Canadians want to pay down debt but history suggests otherwise

Canadians want to pay down debt but history suggests otherwise

Canadians want to pay down debt but history suggests otherwise Every New Year starts with good intentions; eating healthy, better work-life balance, paying down debt… the reality is often very different.

A new poll by CIBC shows that, once again many Canadians are committed to cutting their debts in 2018, with 25% citing that as their top financial priority for the year ahead.

It’s the eighth consecutive year that it has topped the bank’s survey and easily beats ‘growing wealth’ (13%) and ‘saving for retirement’ (7%) in the financial resolution stakes.
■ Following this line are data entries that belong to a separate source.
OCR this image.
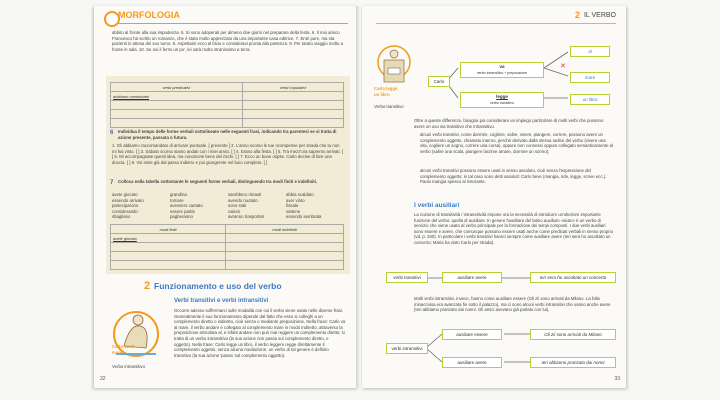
MORFOLOGIA
abbito al fronte alla sua impudenza. 5. Si sono adoperati per almeno due giorni nel preparare della festa. 6. Il mio amico Francesco ha scritto un romanzo, che è stato molto apprezzato da una importante casa editrice. 7. Entri pure, ma sta pazienti in attesa del suo turno. 8. Aspettami ecco al bivio e consideravi pronta alla partenza. 9. Per tarato viaggio molto a fronte in sala. 10. Se noi il fermi un po', lei sarà molto stranissimo a terra.
verbi predicativi	verbi copulativi
abbiamo camminato	

6 Individua il tempo delle forme verbali sottolineate nelle seguenti frasi, indicando tra parentesi se si tratta di azione presente, passata o futura.
1. Gli abbiamo raccomandato di arrivare puntuale. [ presente ] 2. L'anno scorso le tue ricompense per strada che tu non mi hai visto. [ ] 3. Sabato scorso siamo andati con i miei amici. [ ] 4. Erano alla festa. [ ] 5. Tra mezz'ora sapremo arrivati. [ ] 6. Mi accompagnate questi idea, ma conoscete bene del rischi. [ ] 7. Ecco un buon ospite. Carlo decise di fare una doccia. [ ] 8. Voi siete già dal passo indietro e poi giungerete nel buio completo. [ ]
7 Colloca nella tabella sottostante le seguenti forme verbali, distinguendo tra modi finiti e indefiniti.
avete giocato	grandina	sarebbero rimasti	abbia scaldato
essendo arrivato	tornare	avendo nuotato	aver vinto
parteciparono	avessero cantato	sono stati	fissate
considerando	essere partiti	calerà	vattene
sbagliano	pagheranno	avranno trasportati	essendo sembrata
modi finiti	modi indefiniti
avete giocato	

2 Funzionamento e uso del verbo
Verbi transitivi e verbi intransitivi
Occorre adesso soffermarci sulle modalità con cui il verbo viene usato nelle diverse frasi. Generalmente il suo funzionamento dipende dal fatto che esso si colleghi a un complemento diretto o indiretto, cioè senza o mediante preposizione. Nella frase: Carlo va al mare, il verbo andare è collegato al complemento mare in modo indiretto, attraverso la preposizione articolata al, e infatti andare non può mai reggere un complemento diretto: si tratta di un verbo intransitivo (la sua azione non passa sul complemento diretto, e oggetto). Nella frase: Carlo legge un libro, il verbo leggere regge direttamente il complemento oggetto, senza alcuna mediazione: un verbo di tal genere è definito transitivo (la sua azione 'passa' sul complemento oggetto).
Carlo va al mare
Verbo intransitivo
32
2 IL VERBO
Carlo
va
verbo intransitivo + preposizione
legge
verbo transitivo
al
mare
un libro
✕
Carlo legge un libro
Verbo transitivo
Oltre a queste differenze, bisogna poi considerare un impiego particolare di molti verbi che possono avere un uso sia transitivo che intransitivo.
alcuni verbi transitivi, come dormire, cogliere, salire, vivere, piangere, correre, possono avere un complemento oggetto, chiamato interno, perché derivato dalla stessa radice del verbo (vivere una vita, cogliere un sogno, correre una corsa), oppure non connessi oppure collegato semanticamente al verbo (salire una scala, piangere lacrime amare, dormire un sonno);
alcuni verbi transitivi possono essere usati in senso assoluto, cioè senza l'espressione del complemento oggetto; in tal caso sono detti assoluti: Carlo beve (mangia, ride, legge, scrive ecc.). Paolo mangia spesso al ristorante.
I verbi ausiliari
La nozione di transitività / intransitività impone ora la necessità di introdurre un'ulteriore importante funzione del verbo: quella di ausiliare. In genere l'ausiliare del latino auxilium «aiuto» è un verbo di servizio che viene usato al verbo principale per la formazione dei tempi composti. I due verbi ausiliari sono essere e avere, che comunque possono essere usati anche come predicati verbali in senso proprio (vd. p. 340). In particolare i verbi transitivi hanno sempre come ausiliare avere (Ieri sera ho ascoltato un concerto; Maria ha visto Carlo per strada).
verbi transitivi	ausiliare avere	Ieri sera ho ascoltato un concerto
Molti verbi intransitivi, invece, hanno come ausiliare essere (Gli zii sono arrivati da Milano. La folla minacciosa era avanzata fin sotto il palazzo), ma ci sono alcuni verbi intransitivi che usano anche avere (Ieri abbiamo pranzato dai nonni. Gli amici avevano già parlato con lui).
verbi intransitivi
ausiliare essere
ausiliare avere
Gli zii sono arrivati da Milano
Ieri abbiamo pranzato dai nonni
33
Unfortunately, last year’s results show that the positive vibes in January don’t last with just 16% achieving their top financial goal and moving on to another one in 2017.

More than a quarter said that they took on more debt last year and two thirds want to get a better handle on their finances in 2018.

Men more focused on wealth growth
The poll reveals that men significantly outweigh women for setting wealth growth as their top financial goal for 2018. While 17% of men said that, just 9% of women did. Men are almost twice as likely to prioritize retirement savings too (9% vs. 5%).

"While debt repayment is still the number one priority, Canadians recognize that it's just as important to focus on building savings and growing your nest egg," says Jennifer Hubbard, Managing Director, Financial Planning and Advice, CIBC. "With inflation outpacing average earnings and the risk of outliving our assets, it's essential to set out your short- and long-term financial goals in a comprehensive financial plan that strikes the right balance between paying down debt and growing savings." 

More than half of the respondents to CIBC’s poll said they wish they had paid down debt while interest rates were lower.

Goal setting tips from the experts
While many of us set goals at this time of year, only some achieve them. That’s because those goals are often too vague.

Clients who want to be successful with the financial resolutions need a detailed plan.

“If you’ve been reintroducing the same resolutions every year for the past couple of years and have made little progress, it’s time to take a critical look at your goal-setting approach,” Dr Jerabek of Montreal-based PsychTests.com explains.

He says that the detailed plan needs to focus on key questions such as:
  • What exactly do you want to accomplish?
  • Why do you want to accomplish this goal?
  • What steps do you need to take to get the ball rolling?
  • What will you do to keep yourself motivated?
  • How will you reward yourself?
“Goal-achievers are like marathon runners: They realize that while it’s important to have an end goal, it’s the process of getting there that really matters,” Dr Jerabek says.